Ce qui est de devoir d'état, de convenance, de rapports de reconnaissance commune, et selon votre condition: vous avez sur cela toute permission, toute liberté; et si vous aviez quelque crainte ou quelque doute, agissez comme vous croiriez devoir agir, si vous étiez libre. Puis, si vous le jugez bon, vous pouvez m'en écrire après.
Vous faites beaucoup prier pour cette chère âme, vous faites bien; mais en ceci il ne faut pas de l'excès encore. Seulement il faut se laisser un peu aller aux sentiments et aux mouvements de la grâce du moment et de la divine Providence.
Tenez-vous bien unie à Dieu par le coeur et par l'intention, et laissez-vous aller aux circonstances du moment. Puis viendra le temps du repos et de la sainte solitude aux pieds du bon Maître, à Romanèche.
Lisez la lettre à votre chère fille pour les autres détails.
Croyez-moi bien en Notre-Seigneur, chère fille,
Tout à vous.
EYMARD, S
Paris, 26 Juin 1867.
CHERE SOEUR ANNE,
Je vous ai lu l'autre jour en courant, je relis votre vieille lettre d'avril qui renfermait ce billet de 100 fr. et je viens causer un peu avec vous.
Il me semble que le bon Maître fait bien mourir le grain de froment et que ce grain germe bien, car il est bien mort au monde. Il a fallu bien des coups et bien des morts pour le faire mourir; il faut qu'il croisse maintenant.
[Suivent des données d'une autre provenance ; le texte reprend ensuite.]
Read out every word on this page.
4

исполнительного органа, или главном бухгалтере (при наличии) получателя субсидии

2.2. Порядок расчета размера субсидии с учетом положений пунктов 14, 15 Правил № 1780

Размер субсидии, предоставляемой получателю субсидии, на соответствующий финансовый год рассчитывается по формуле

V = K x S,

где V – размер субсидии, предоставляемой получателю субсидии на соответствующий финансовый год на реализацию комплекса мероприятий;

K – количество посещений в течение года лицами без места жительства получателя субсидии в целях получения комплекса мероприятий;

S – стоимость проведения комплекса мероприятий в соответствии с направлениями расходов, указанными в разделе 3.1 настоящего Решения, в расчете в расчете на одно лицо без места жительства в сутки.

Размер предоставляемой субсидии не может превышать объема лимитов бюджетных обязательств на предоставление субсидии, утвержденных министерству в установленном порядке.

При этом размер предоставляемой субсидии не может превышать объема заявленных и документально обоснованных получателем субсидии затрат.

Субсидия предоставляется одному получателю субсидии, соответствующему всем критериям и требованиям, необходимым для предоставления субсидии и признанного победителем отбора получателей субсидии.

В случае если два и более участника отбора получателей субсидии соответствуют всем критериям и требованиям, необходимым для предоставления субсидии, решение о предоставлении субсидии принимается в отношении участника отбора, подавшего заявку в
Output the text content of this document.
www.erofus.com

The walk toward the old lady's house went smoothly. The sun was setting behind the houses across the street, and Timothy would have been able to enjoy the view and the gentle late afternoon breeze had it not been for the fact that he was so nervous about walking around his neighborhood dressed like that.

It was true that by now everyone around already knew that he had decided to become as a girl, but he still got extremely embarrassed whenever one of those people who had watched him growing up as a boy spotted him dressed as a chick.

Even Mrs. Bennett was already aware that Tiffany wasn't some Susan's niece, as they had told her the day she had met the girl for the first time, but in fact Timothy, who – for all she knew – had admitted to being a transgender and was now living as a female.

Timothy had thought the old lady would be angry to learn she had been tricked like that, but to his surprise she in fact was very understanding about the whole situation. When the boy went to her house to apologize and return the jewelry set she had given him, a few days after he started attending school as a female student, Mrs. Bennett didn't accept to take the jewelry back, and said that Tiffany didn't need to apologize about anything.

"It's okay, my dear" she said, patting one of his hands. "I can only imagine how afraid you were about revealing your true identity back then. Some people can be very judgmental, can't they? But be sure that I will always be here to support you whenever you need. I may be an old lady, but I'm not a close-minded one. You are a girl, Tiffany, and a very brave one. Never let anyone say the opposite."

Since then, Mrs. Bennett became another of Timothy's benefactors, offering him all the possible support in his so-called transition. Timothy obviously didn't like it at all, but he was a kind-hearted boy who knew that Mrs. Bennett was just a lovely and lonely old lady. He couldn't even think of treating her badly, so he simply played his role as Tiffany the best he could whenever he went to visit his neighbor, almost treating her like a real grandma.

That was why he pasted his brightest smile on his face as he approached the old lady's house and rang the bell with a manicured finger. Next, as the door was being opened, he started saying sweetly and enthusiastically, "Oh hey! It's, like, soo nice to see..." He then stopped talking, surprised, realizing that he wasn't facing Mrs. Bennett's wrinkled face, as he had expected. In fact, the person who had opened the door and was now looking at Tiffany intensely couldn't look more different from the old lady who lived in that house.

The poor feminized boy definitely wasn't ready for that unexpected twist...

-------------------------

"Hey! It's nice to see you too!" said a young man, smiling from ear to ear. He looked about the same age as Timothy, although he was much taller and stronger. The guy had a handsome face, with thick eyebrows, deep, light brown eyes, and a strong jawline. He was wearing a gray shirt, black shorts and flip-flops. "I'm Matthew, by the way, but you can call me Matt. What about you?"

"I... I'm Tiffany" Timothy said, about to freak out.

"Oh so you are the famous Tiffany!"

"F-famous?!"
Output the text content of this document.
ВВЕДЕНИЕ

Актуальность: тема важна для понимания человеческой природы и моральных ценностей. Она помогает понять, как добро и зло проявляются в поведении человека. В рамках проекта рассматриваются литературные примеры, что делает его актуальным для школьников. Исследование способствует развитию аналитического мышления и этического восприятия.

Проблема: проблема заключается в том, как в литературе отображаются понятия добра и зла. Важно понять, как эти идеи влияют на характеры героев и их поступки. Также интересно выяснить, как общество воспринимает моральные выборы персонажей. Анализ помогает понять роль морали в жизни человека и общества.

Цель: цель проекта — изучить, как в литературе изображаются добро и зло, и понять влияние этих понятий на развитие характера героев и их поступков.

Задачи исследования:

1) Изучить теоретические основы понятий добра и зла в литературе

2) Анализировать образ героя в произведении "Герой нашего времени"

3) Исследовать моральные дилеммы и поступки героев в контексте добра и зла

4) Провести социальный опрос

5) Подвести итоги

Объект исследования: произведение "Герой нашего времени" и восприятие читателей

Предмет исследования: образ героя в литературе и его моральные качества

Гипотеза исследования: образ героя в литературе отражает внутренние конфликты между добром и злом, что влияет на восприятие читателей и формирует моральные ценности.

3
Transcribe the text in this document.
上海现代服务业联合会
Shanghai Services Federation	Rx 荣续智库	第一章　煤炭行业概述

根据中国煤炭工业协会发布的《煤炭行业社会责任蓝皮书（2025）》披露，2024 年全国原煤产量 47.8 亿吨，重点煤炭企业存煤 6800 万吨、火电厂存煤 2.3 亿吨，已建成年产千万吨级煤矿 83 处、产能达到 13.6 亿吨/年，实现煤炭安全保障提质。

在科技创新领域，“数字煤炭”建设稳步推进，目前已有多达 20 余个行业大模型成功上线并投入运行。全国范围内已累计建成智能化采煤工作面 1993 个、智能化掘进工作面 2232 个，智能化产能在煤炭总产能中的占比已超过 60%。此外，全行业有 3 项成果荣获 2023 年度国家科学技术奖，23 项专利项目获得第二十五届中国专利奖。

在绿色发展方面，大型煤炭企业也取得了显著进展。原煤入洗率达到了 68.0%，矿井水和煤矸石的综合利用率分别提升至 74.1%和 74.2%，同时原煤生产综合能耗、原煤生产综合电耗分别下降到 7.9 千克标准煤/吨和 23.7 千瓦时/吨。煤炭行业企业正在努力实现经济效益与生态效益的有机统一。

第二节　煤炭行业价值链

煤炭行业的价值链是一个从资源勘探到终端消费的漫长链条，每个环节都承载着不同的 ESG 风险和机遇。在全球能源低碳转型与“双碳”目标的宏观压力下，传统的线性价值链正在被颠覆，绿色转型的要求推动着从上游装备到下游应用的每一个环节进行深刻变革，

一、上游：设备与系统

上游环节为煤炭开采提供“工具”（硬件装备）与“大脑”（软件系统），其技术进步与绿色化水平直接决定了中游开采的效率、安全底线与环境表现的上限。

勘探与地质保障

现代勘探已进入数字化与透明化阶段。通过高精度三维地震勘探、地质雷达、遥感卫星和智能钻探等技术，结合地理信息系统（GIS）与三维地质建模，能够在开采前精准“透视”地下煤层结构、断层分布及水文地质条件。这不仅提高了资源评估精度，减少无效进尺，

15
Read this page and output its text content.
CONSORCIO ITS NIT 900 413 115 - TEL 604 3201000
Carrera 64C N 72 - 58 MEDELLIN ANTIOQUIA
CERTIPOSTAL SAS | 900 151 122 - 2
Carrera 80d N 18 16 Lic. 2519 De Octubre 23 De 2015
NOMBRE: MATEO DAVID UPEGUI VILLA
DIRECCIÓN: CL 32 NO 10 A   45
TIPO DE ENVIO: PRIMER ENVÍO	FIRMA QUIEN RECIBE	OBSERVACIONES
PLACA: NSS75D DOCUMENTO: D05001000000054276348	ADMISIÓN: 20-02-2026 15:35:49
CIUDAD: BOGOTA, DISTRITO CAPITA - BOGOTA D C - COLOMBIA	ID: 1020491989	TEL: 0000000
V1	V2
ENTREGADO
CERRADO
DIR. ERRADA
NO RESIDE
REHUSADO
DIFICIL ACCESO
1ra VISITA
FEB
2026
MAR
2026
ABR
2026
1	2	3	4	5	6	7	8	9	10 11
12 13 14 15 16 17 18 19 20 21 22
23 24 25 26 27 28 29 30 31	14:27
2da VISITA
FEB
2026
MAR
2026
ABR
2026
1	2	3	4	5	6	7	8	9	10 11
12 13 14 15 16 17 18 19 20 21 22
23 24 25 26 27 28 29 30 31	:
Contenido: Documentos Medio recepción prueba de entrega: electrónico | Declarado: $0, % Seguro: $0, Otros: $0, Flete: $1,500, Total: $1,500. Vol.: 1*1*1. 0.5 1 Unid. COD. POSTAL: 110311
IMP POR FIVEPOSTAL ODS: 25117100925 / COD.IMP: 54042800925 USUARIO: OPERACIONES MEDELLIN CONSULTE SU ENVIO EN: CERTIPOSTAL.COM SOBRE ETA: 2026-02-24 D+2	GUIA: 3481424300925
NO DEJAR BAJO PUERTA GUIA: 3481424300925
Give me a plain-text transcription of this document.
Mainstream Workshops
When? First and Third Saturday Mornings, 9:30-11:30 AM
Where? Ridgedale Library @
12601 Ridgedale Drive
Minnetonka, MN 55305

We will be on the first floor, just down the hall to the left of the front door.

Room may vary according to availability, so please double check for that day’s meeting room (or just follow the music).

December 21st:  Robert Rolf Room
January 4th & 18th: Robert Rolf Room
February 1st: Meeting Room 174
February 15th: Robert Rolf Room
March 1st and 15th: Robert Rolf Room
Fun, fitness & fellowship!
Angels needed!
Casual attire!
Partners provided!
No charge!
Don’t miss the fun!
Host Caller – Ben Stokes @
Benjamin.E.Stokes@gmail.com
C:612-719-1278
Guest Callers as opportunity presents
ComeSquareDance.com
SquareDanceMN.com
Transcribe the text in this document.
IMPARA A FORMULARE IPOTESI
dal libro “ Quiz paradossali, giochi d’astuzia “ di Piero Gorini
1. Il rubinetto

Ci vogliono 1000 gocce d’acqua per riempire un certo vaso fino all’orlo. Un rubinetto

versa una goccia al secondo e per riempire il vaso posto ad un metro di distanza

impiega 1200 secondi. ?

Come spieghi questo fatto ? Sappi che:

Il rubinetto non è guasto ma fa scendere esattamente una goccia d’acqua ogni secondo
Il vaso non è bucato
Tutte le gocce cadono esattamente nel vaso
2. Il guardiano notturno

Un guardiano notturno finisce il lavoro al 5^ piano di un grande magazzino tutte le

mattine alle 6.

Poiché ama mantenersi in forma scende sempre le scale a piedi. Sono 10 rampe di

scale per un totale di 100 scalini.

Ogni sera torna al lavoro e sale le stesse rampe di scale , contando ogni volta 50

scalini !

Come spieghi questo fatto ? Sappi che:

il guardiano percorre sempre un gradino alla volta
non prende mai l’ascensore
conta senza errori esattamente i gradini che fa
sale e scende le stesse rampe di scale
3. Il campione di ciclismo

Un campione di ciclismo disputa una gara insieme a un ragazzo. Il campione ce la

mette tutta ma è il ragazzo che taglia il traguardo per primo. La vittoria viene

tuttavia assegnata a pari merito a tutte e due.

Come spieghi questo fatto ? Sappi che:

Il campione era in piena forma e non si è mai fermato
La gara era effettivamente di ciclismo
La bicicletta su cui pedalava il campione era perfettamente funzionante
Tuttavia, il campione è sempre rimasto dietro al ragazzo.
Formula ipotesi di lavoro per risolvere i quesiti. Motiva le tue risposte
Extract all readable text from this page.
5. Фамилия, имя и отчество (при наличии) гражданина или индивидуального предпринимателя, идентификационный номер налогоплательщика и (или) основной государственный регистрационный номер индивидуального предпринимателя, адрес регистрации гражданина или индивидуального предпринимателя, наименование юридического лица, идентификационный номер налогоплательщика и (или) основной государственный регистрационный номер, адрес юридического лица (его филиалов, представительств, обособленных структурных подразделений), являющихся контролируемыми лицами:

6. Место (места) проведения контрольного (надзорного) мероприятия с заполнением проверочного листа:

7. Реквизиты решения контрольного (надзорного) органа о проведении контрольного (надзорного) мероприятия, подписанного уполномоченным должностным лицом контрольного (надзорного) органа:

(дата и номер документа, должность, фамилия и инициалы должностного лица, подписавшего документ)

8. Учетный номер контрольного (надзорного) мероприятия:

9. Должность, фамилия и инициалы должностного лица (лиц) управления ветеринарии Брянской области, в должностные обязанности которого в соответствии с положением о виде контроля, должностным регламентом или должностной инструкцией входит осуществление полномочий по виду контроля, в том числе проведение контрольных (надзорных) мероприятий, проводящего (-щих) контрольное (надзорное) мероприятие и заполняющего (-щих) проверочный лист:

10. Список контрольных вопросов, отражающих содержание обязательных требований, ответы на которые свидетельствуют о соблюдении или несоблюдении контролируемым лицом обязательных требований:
Je comprends aussi bien que vous votre solitude et votre dégoût du monde; ces tempêtes, quand le vent est arrière, font vite marcher le vaisseau.
Qu'allez-vous faire? votre oeuvre d'action de grâces? Elle est bien belle et digne de votre vie et de votre mort. Mais il faut un centre de vie, et à Mauron vous n'êtes qu'une ouvrière, qu'une pauvre unité. Il faut une société: c'est bien temps! Qui sait si Dieu n'a pas appelé votre pieux et vénéré Père à lui pour vous donner plus de liberté?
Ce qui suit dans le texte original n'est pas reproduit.